El senador provincial Rubén Dal Molín respondió a las críticas de Guillermo Michel y sostuvo que la subejecución en Vialidad Provincial no es un fenómeno reciente. Aseguró que los datos oficiales "muestran una problemática estructural y defendió las medidas adoptadas por la actual gestión".
El senador provincial Rubén Dal Molín respondió a las declaraciones de Guillermo Michel y afirmó que la subejecución en Vialidad Provincial es un problema histórico y estructural. “Los números muestran una realidad que no empezó ahora y que esta gestión decidió enfrentar con decisiones concretas”, sostuvo.
Las declaraciones de Guillermo Michel sobre una supuesta subejecución del presupuesto en Vialidad Provincial omiten un dato central: la subejecución no es un fenómeno reciente ni atribuible a la actual gestión, sino un problema estructural que se arrastra desde hace más de una década.
El cuadro que acompaña esta respuesta, elaborado a partir de datos oficiales, es claro. Desde 2009 a la fecha, la participación del gasto de Vialidad sobre los ingresos provinciales viene cayendo de manera sostenida, al igual que la distancia entre el presupuesto asignado y el efectivamente ejecutado. Los picos de subejecución se registran en distintos períodos de gobierno, muchos de ellos bajo administraciones del mismo signo político que hoy cuestiona.
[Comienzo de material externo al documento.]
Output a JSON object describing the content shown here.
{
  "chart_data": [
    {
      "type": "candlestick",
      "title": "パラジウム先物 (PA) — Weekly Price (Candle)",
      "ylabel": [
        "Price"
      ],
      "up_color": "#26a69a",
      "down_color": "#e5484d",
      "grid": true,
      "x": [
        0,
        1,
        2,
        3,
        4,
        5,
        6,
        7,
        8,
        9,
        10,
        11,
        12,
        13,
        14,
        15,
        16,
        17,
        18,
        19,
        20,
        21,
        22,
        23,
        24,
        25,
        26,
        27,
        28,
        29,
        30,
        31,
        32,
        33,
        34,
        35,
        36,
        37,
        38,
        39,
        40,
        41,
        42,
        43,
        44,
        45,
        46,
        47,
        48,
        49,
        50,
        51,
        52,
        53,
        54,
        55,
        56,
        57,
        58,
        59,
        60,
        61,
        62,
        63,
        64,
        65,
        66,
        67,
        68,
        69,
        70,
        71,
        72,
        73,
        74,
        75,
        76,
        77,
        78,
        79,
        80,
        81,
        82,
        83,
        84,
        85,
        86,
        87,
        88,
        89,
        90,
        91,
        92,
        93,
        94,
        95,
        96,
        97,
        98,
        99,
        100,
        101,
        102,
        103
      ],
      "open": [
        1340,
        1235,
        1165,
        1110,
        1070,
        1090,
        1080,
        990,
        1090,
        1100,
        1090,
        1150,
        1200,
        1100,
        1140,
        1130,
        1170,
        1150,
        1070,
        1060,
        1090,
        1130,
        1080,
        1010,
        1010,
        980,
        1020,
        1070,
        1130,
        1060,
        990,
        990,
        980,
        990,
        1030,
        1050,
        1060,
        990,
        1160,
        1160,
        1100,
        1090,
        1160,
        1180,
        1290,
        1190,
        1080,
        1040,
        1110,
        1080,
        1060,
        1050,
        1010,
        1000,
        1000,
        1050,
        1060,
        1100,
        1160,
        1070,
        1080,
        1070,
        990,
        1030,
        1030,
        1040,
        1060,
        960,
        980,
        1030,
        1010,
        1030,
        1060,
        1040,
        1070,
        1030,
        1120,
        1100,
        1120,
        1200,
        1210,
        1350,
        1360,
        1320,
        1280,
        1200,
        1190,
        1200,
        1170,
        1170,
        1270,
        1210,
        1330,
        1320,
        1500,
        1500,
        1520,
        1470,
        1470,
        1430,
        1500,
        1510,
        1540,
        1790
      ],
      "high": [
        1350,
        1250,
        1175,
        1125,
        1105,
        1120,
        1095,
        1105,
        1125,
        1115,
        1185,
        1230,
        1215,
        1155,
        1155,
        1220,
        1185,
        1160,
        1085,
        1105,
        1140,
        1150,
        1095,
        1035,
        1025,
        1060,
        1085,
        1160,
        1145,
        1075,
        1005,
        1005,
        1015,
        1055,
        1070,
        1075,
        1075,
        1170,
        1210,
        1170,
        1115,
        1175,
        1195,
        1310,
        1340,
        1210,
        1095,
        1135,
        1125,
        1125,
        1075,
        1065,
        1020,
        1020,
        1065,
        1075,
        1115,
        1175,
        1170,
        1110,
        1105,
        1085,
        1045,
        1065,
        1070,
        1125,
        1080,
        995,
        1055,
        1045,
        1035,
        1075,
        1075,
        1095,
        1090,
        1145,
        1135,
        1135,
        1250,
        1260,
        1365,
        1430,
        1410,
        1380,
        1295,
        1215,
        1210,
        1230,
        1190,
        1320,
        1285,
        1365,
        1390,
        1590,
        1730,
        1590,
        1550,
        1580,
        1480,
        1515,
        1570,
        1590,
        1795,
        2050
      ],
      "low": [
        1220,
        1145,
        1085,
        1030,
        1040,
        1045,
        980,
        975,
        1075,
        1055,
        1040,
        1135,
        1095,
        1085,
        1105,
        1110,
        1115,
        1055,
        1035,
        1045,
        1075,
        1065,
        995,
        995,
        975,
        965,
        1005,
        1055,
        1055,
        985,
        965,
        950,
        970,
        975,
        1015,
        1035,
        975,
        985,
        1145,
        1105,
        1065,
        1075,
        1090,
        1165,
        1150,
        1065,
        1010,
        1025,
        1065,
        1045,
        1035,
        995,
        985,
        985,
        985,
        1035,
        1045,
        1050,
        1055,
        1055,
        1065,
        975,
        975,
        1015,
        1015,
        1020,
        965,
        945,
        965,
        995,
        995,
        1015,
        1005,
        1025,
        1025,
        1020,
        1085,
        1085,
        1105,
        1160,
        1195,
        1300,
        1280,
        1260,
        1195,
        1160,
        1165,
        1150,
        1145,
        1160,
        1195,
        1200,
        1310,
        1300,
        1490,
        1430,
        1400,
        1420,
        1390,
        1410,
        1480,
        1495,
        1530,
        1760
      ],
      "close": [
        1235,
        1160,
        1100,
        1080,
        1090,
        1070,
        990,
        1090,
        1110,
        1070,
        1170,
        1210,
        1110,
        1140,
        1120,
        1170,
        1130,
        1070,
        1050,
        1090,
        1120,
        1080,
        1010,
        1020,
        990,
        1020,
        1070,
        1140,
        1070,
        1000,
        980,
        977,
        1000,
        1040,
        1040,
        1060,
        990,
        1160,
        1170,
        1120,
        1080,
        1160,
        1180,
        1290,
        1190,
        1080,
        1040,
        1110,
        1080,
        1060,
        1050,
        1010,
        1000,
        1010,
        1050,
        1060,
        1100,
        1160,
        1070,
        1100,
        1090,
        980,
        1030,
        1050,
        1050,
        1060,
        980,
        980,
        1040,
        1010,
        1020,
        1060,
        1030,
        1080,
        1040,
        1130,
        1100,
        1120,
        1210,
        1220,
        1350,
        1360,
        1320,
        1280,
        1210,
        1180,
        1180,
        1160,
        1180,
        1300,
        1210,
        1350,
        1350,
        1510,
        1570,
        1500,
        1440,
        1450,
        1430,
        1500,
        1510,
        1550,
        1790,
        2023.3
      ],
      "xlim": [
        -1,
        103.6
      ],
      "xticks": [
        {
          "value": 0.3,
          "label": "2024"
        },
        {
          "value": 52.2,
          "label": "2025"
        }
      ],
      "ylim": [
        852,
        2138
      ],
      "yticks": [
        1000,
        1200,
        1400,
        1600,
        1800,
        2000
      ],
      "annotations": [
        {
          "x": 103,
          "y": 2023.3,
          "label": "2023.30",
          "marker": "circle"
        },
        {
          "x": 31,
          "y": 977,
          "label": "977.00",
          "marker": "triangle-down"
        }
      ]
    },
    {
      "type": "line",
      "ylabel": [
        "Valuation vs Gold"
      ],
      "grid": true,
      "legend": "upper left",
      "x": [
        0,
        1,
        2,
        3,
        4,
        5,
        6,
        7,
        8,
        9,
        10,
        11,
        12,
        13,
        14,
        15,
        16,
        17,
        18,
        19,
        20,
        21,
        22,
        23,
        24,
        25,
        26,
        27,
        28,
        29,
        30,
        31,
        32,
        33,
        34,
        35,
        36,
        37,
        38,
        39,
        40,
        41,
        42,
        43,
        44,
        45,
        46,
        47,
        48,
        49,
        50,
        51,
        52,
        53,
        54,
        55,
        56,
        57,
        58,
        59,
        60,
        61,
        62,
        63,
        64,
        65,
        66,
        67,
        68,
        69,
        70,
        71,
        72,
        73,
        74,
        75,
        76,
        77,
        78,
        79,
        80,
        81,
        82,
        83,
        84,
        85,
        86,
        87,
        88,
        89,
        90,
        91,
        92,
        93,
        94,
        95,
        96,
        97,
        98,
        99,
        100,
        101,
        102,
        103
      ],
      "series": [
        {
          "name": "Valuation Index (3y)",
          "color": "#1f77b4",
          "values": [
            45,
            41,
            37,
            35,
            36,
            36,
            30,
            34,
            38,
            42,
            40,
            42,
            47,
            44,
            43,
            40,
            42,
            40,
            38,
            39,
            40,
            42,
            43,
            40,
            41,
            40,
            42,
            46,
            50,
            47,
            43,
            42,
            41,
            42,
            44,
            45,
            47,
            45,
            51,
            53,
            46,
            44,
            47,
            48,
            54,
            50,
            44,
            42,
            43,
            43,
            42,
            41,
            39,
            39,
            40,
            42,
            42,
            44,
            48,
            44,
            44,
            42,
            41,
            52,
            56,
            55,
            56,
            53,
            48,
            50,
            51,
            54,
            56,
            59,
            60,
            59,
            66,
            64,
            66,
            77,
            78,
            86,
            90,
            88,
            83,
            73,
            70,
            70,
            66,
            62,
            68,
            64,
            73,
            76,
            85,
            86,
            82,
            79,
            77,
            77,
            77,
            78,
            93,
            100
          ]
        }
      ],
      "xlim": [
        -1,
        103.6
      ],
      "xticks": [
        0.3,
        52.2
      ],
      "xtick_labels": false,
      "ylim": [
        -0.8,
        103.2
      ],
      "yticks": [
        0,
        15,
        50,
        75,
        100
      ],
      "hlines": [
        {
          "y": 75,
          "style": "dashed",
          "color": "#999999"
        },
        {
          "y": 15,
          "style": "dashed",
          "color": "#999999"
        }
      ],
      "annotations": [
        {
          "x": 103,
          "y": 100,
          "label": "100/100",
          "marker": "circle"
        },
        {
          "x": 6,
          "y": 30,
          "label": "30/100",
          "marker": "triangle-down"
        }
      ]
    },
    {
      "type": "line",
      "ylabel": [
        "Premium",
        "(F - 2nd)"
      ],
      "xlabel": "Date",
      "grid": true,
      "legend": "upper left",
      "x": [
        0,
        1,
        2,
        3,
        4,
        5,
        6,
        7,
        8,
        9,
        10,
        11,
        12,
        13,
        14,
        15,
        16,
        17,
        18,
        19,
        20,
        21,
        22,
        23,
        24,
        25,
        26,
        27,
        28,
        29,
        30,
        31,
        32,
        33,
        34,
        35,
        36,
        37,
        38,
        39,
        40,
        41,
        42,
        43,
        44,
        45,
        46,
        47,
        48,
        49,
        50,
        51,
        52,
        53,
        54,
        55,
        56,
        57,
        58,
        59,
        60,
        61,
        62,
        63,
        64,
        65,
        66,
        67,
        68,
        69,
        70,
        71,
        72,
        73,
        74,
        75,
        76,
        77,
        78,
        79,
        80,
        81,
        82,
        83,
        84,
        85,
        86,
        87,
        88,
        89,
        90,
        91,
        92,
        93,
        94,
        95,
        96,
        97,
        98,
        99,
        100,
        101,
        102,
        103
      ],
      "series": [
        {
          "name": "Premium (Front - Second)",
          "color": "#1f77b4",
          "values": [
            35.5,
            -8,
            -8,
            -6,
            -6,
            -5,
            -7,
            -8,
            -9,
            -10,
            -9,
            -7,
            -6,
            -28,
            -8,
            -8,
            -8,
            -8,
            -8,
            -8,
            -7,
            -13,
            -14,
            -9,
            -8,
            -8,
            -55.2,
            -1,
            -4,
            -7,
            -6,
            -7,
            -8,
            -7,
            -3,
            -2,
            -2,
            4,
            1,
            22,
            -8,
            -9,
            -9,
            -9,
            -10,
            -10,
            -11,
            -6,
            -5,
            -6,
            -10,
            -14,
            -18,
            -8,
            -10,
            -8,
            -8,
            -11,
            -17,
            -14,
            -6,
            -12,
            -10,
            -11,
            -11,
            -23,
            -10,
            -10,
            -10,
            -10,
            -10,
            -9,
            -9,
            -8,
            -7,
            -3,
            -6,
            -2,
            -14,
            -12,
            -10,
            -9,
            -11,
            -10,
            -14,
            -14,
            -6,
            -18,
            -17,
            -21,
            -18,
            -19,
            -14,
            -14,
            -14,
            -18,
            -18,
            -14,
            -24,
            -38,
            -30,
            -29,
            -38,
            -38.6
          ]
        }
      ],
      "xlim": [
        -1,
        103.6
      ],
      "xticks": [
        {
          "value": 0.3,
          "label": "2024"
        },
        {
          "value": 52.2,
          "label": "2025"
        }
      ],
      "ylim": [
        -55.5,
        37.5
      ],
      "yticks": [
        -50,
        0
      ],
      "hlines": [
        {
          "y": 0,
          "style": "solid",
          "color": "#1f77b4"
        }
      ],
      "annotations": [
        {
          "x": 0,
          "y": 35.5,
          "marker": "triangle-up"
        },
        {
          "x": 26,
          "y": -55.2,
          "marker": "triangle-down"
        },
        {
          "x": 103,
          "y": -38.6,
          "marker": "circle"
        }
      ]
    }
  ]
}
“La discusión no puede darse desde consignas ni oportunismos. Los datos muestran que el problema es histórico”, señaló Dal Molín, y agregó que la causa debe buscarse en “una burocracia pesada, procedimientos obsoletos y una verdadera máquina de impedir dentro del organismo”, situación advertida en reiteradas oportunidades por ex autoridades de Vialidad, entre ellos Bell.
En ese marco, el senador remarcó una diferencia clave con gestiones anteriores: la actual administración dispuso la afectación específica de recursos para Vialidad Provincial y estableció un criterio de responsabilidad fiscal que antes no existía. “Hoy, los montos que no alcanzan a devengarse al 31 de diciembre no se pierden ni vuelven a Rentas Generales, sino que quedan como crédito para el ejercicio siguiente. Antes, la subejecución implicaba perder fondos para caminos y rutas. Hoy no”, explicó.
Dal Molín subrayó además que el gobierno provincial está avanzando en mecanismos concretos para reducir la burocracia, como convenios con municipios y comunas, consorcios camineros y esquemas de ejecución descentralizada, con el objetivo de atacar el problema de fondo que durante años nadie quiso enfrentar.
“El problema de la subejecución existe, pero no empezó ahora. La diferencia es que hoy se lo reconoce, se lo explica con datos y se lo enfrenta con decisiones. Lo demás es relato”, concluyó.